19 February 2015

THAT THING CALLED..

In my desire to write something for Valentine's last year, which could have been my first ever love day with someone special, but turned out to be a total wreck. I dreamt of bouquet of red roses, candlelit dinner and romantic gazes, but I woke up to screaming, bad breath from the kebab food and a relationship falling apart. A year after, it still is traumatic for me. Every single person, especially those who just got their hearts broken, dreads this so-called "love month." But I swear I don't. I will forever be a fan of a celebrated love - mad, genuine and shouted one. So yeah, I am not bitter this year to clear my point. *haha*

Who wants to be lonely? NOT ME. Noone. I suppose. I like being alone of having my own space and time to escape from the stress. But lonely is a desperate feeling of longing and ends up failing. There I find the importance of Valentine's Day in our calendars because it reminds everyone how blessed life is having a partner with you.  Not having a romantic partner made me a single prepared last week. I went to see my friends back in my former work, baking at my friend's house, went to an orphanage with friends, and attended our Saturday singles' ministry. These activities, of course, taught me that I am exempted from loneliness..

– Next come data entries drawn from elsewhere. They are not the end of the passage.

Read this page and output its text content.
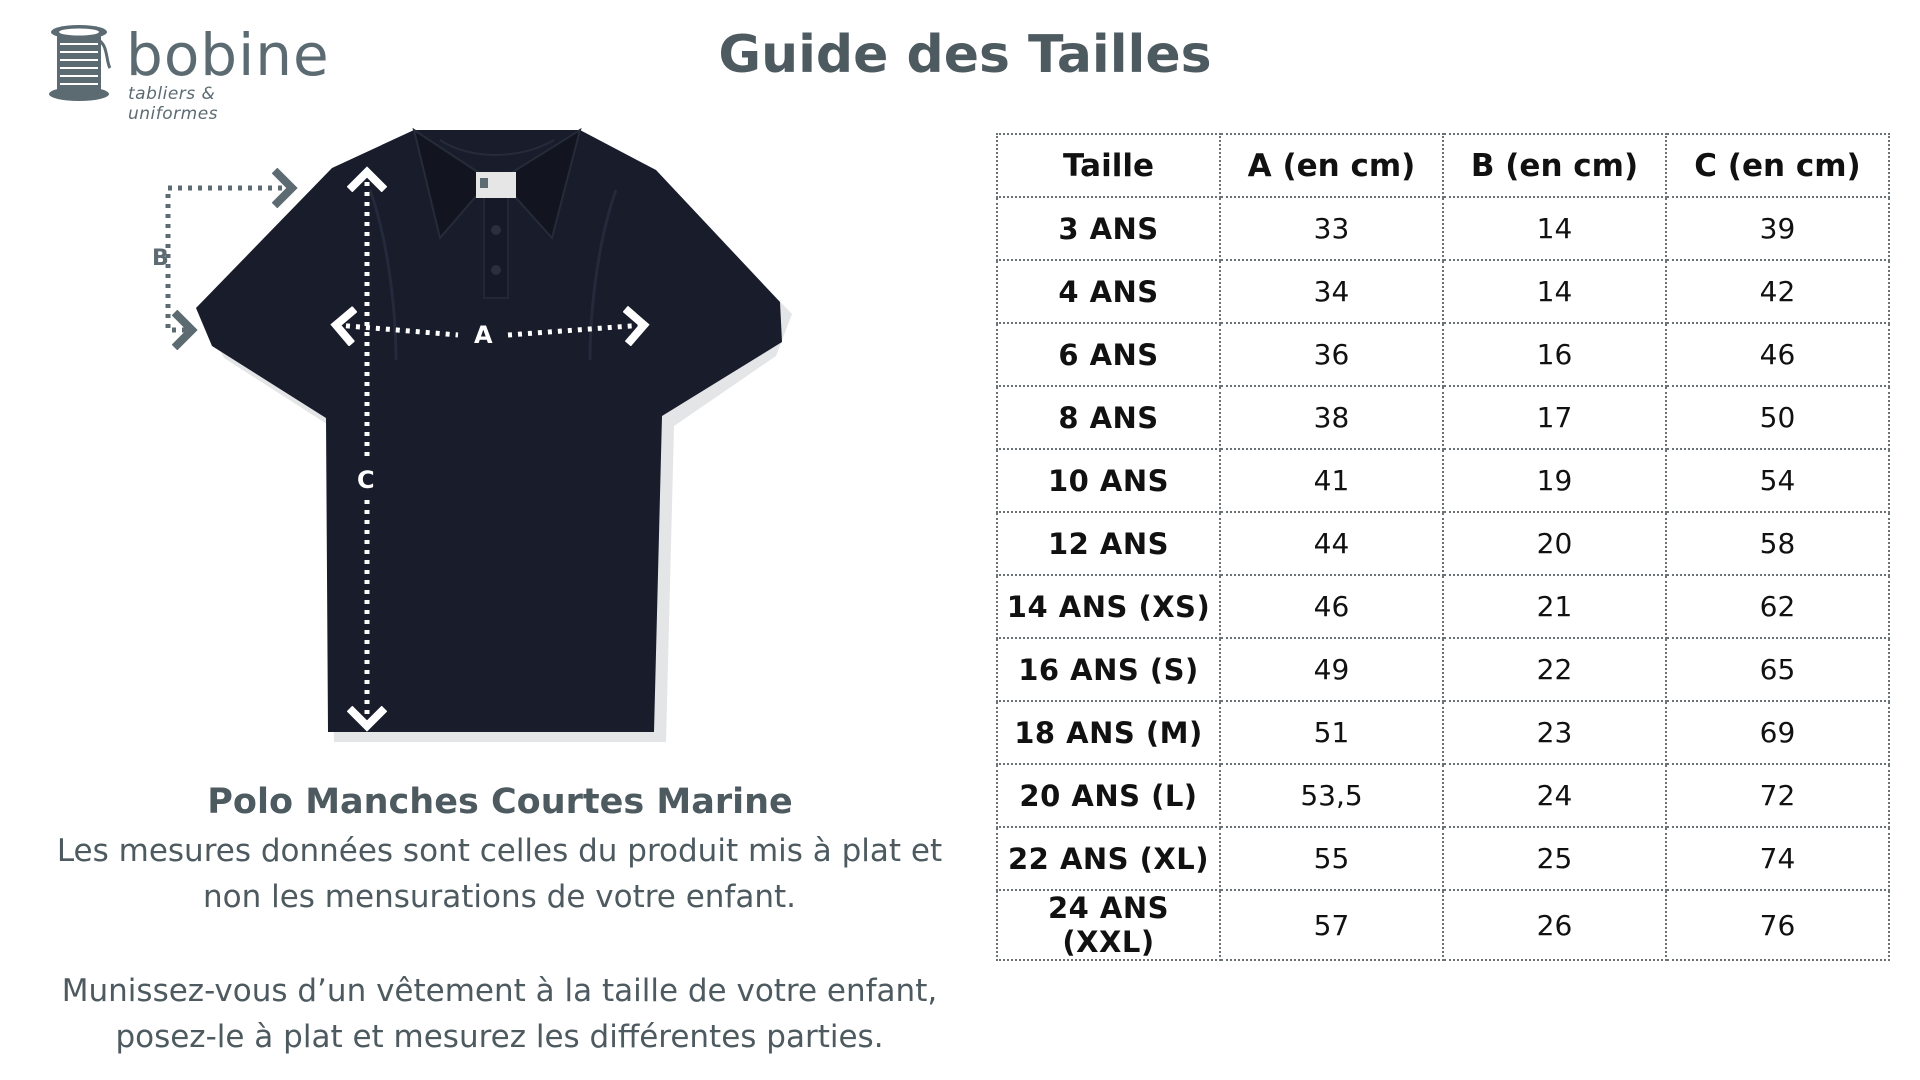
bobine
tabliers & uniformes
Guide des Tailles
B
A
C
Polo Manches Courtes Marine
Les mesures données sont celles du produit mis à plat et
non les mensurations de votre enfant.
Munissez-vous d’un vêtement à la taille de votre enfant,
posez-le à plat et mesurez les différentes parties.
Taille	A (en cm)	B (en cm)	C (en cm)
3 ANS	33	14	39
4 ANS	34	14	42
6 ANS	36	16	46
8 ANS	38	17	50
10 ANS	41	19	54
12 ANS	44	20	58
14 ANS (XS)	46	21	62
16 ANS (S)	49	22	65
18 ANS (M)	51	23	69
20 ANS (L)	53,5	24	72
22 ANS (XL)	55	25	74
24 ANS (XXL)	57	26	76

1. I kept great friends from my former workplace I can run to anytime.
2. Exploring a hobby, that interested me for so long, is possible with a help from a friend.
3. I don't have any excuse to ever think that I am lonely and left out, because these babies experienced such unknowingly yet shows the true meaning of HOPE. 
4. To have him is enough. I am never, ever lonely.


So this movie, That Thing Called Tadhana, has made a massive trend for weeks now. I have to say that it deserves all the rave reviews and blockbuster fame it is getting. If you think about it, it has a very simple plot, being that it is an indie film with modest setting and only two characters. That's the beauty of TTCT, and of all indie films, is showing real and unpretentious emotions without being complicated. Spot on. Cut-through. I really had a serious hangover about this movie that I couldn't stop talking about the "hugot" lines and scenes! It was very relatable like hearing yourself on the big screen because at some point in our lives, we have said their lines. Those painful lines that may sound funny now, but actually, aches deep down when recalled.

Many has spoken about the tragic heartbreak side of the movie. Of getting yourself hurt big time and wanting to forget about it as soon as possible. Felt that too. I want to dig deep in the dramatic scenes and "hugot lines" of the movie because there are so many good ones, though with my Vday realizations, this movie fits what I learned. Broken hearts go where it is not lonely. The journey of hurting, healing and moving on is done with someone. It may be a family, friend or someone new. Looking back on my own experience, I am grateful to have tons of lovely hearts beside me in those dark days. 

I may haven't waken up from to that romantic hearts day dreams of mine. It remains a deep, HOPEFUL desire. Every day or moment gives us an opportunity to create new memories to cover up for the previous one. 12 months later, I have proven that I got over the trauma. I can now sleep again in peace in the HOPES of waking up to a better one with someone in the perfect time. 



"There are all kinds of love in this world, but never the same twice" - F.Scott Fitzgerald.